Catherine Leromain donne son point de vue sur la question et soutient des actions de protestation :
« Le changement amené par l’État c’est encore plus de précarité. Une partie d’entre nous va se retrouver au RSA (Revenu de solidarité active). On est tous en train de découvrir la réforme puisque c’est encore tout neuf, même les personnes de Pôle emploi sont perdues sur certaines questions ! Depuis le 4 juillet, un petit groupe de “sentinelles” tient une action symbolique et pacifique devant la cathédrale pour dire non à ce démantèlement de nos droits sociaux. Nous restons postés, silencieux, au pied de la cathédrale de Strasbourg avec une croix blanche dans le dos et expliquons notre démarche aux curieux. Contrairement à ce qu’annonce le service animation de la Ville, il ne s’agit aucunement d’une performance artistique ! »

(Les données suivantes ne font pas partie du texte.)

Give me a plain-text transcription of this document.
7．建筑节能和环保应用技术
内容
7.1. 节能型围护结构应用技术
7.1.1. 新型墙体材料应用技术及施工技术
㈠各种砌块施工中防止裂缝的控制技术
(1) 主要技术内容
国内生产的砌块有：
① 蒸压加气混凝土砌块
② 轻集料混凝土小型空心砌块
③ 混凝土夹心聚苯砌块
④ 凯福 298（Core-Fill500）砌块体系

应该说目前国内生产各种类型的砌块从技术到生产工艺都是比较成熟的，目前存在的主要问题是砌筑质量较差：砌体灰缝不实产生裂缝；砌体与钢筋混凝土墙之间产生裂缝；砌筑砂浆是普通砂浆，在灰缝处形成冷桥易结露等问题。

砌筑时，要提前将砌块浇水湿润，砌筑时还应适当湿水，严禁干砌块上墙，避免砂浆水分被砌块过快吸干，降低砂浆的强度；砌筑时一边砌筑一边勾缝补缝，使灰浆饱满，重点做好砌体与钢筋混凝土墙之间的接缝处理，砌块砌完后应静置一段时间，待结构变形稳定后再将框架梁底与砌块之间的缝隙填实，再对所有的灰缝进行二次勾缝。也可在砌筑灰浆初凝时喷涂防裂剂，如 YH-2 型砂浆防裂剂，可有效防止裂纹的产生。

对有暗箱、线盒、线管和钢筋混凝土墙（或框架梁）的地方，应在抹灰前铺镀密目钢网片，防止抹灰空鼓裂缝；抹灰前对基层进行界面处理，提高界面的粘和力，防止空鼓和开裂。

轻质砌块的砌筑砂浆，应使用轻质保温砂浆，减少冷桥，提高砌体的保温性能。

La culture, au sein de laquelle les intermittents ont une place de choix, est aussi un moteur de l’économie. Elle entraîne autant de consommation qu’elle draine de touristes. À titre d’exemple, elle est aussi importante économiquement que l’agriculture et sept fois plus importante que l’automobile. Des données publiées par les ministères de l’Économie et de la Culture dans un rapport datant de début 2014.
« 104,5 milliards d’euros d’apports directs et indirects à l’économie nationale en 2011 : les activités culturelles représentent 57,8 milliards d’euros de valeur ajoutée, soit 3,2% du PIB national, 670 000 personnes employées soit 2,5% de l’emploi actif en 2010 »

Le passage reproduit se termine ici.